We are looking for 2 PhD candidates to join a new research project lead by Dr. Bert N. Bakker (PI), supported by an NWO VIDI grant. The project is embedded in the Hot Politics Lab (an interdisciplinary research group focusing on political psychology) and the Amsterdam School of Communication Research at the Faculty of Social and Behavioural Sciences.
This project starts with the observations that with a pandemic, the war in Ukriane, climate change, terrorist attacks, and financial meltdowns, we have in the last twenty years experienced multiple threats that potentially could have (or will in the future) fundamentally alter our way of life. Threats have adverse effects when they erode democratic stability by sparking violence and fuelling support for anti-democratic politics. However, threats might benefit society when they trigger desired behaviour, such as reducing the eco-footprint or getting a vaccination. Given the complex role of threat in society, it is crucial to understand better the processes underlying people's threat perceptions and develop strategies for mitigating the adverse effects and stimulating the beneficial effects of threat perceptions on democracy and society. This project bridges theories from communication science, psychology, and neuroscience by the overarching research question: How do people perceive and regulate threats and adopt political attitudes and behaviours to counter these threats.

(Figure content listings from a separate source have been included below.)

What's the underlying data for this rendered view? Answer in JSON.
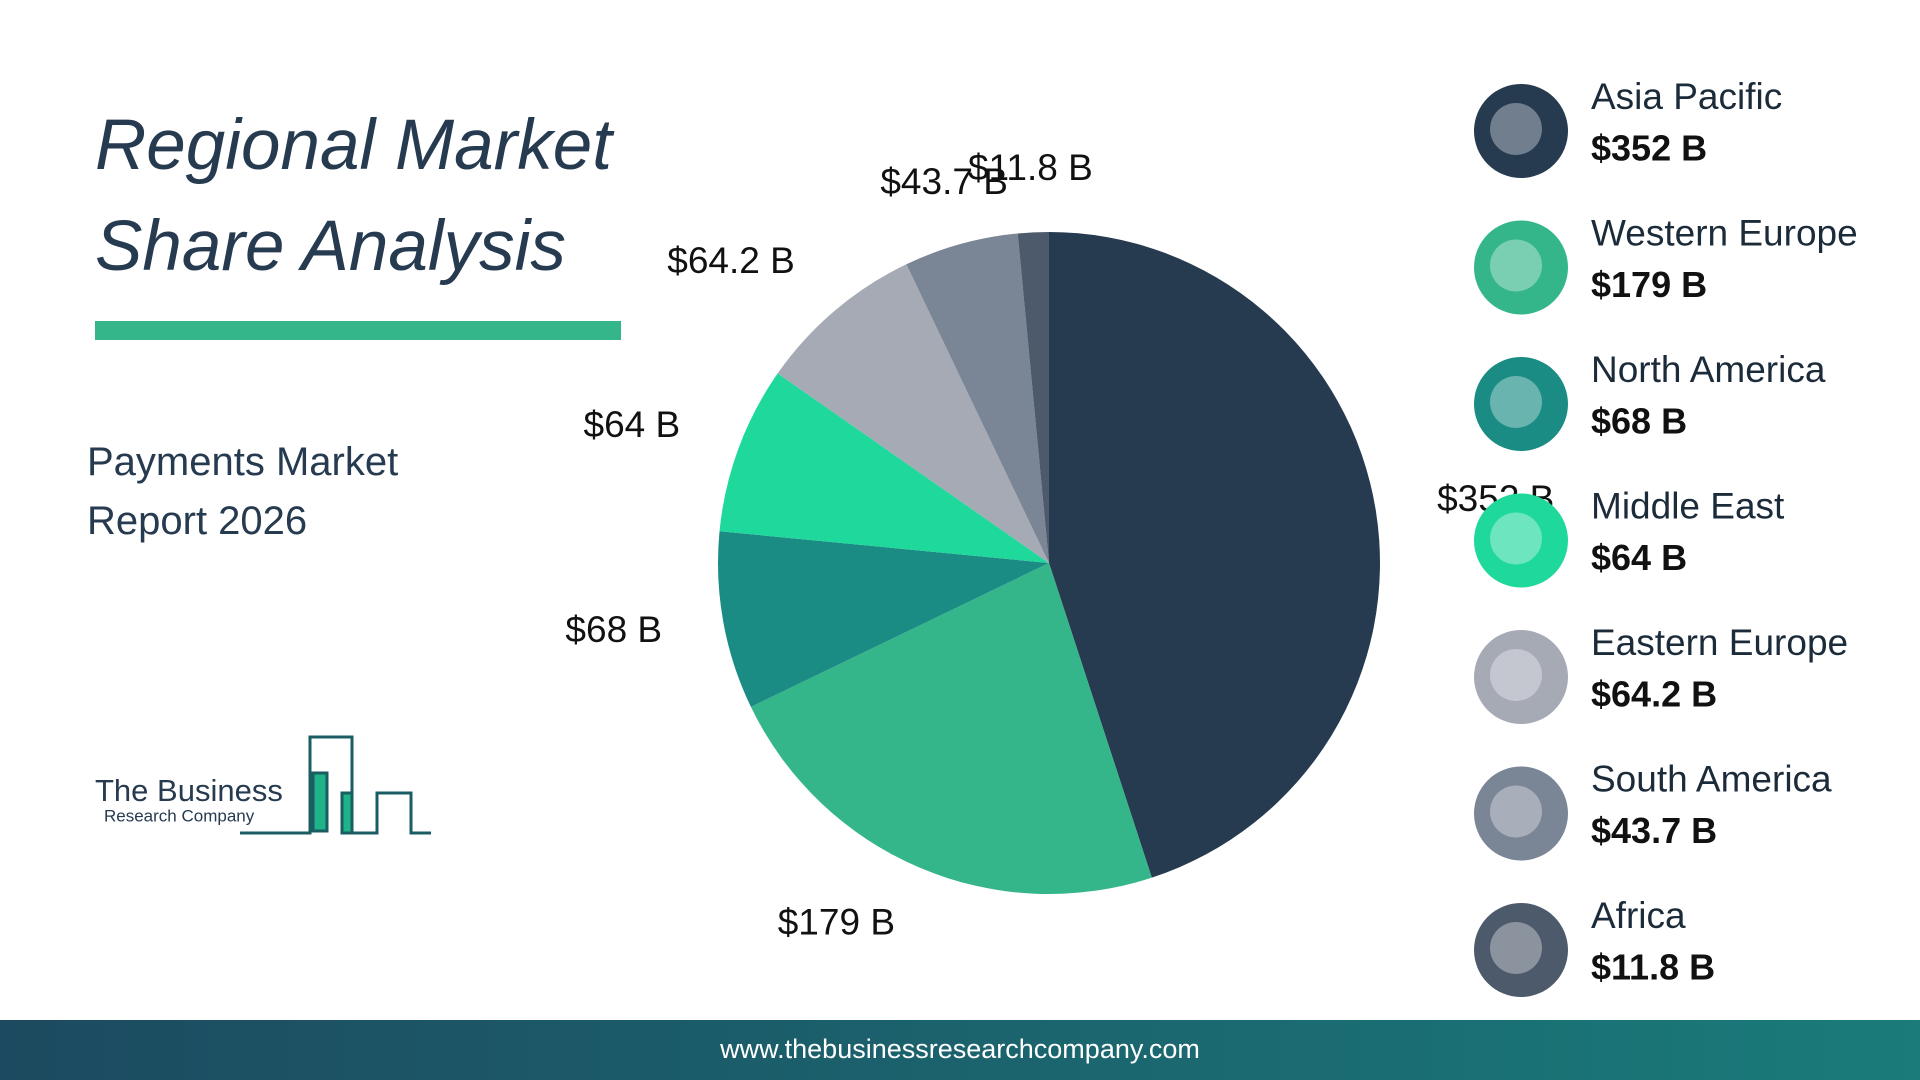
{
  "chart_data": {
    "type": "pie",
    "title": "Regional Market Share Analysis",
    "subtitle": "Payments Market Report 2026",
    "categories": [
      "Asia Pacific",
      "Western Europe",
      "North America",
      "Middle East",
      "Eastern Europe",
      "South America",
      "Africa"
    ],
    "values": [
      352,
      179,
      68,
      64,
      64.2,
      43.7,
      11.8
    ],
    "value_labels": [
      "$352 B",
      "$179 B",
      "$68 B",
      "$64 B",
      "$64.2 B",
      "$43.7 B",
      "$11.8 B"
    ],
    "colors": [
      "#263a50",
      "#34b68a",
      "#1a8c84",
      "#1fd89b",
      "#a5aab5",
      "#7a8595",
      "#4c5a6b"
    ]
  },
  "logo": {
    "line1": "The Business",
    "line2": "Research Company"
  },
  "footer": "www.thebusinessresearchcompany.com"
}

In this project, we will be studying the explicit (self-reported) and implicit (psychophysiological) instantiations of threats and their interplay. To do this, the project will use an innovative mixed-methods design: in-depth interviews, cross-country surveys, survey experiments, and laboratory experiments, as well as intensive experience sampling studies that track threats over multiple days. The project description can be found
here.
What are you going to doThe basic plans for the PhD projects are stated below. These will be adapted to the interest and expertise of the hired candidates.
PhD 1 focuses on the causes and consequences of societal threats. Research in political communication suggests elite cues cause people to see issues and events as threatening or not. Drawing upon appraisal theory (Scherer & Moors, 2019), one might expect that controllability and distance to the threat are causing threat perceptions. Step 1 in this project is to study the causes (elite cues, framing) that elicit perceptions of societal threats among citizens. In step 2, we will be exploring the causes of these societal threat perceptions to answer the question whether citizens adopt political attitudes and behaviours to counter the threat. The empirical approach of this project consists of survey-experiments, laboratory-based experiments using physiological measures (skin conductance, facial EMG) as well as eye-tracking, and computer-assisted content analysis.
PhD 2 focuses on the question to what extent citizens regulate societal threats, and to what extent does the regulation of threat condition the effects of threats on politics? In this project, we will be analysing the common threat regulation strategies in response to societal threats and their effect on political attitudes and behaviours to tackle the threat. In response to a threat, people could, for instance, engage in: cognitive reappraisal and reframe situations to change the emotional impact (e.g., climate change is threatening, but there is hope as climate change offers opportunities to recreate a better society); down-regulation and lower the intensity of the threat (about, for instance, climate change); or distraction and direct attention away from the threat (e.g., shifting attention from climate change to other (non-)political topics that are not threatening). PhD 2 will be exploring why, when and how people regulate societal and imagined threats and the consequences this has for the effects of threats on politics. The empirical approach consists of in-depth interviews, surveys, experience sampling (or diary) studies, and experiments.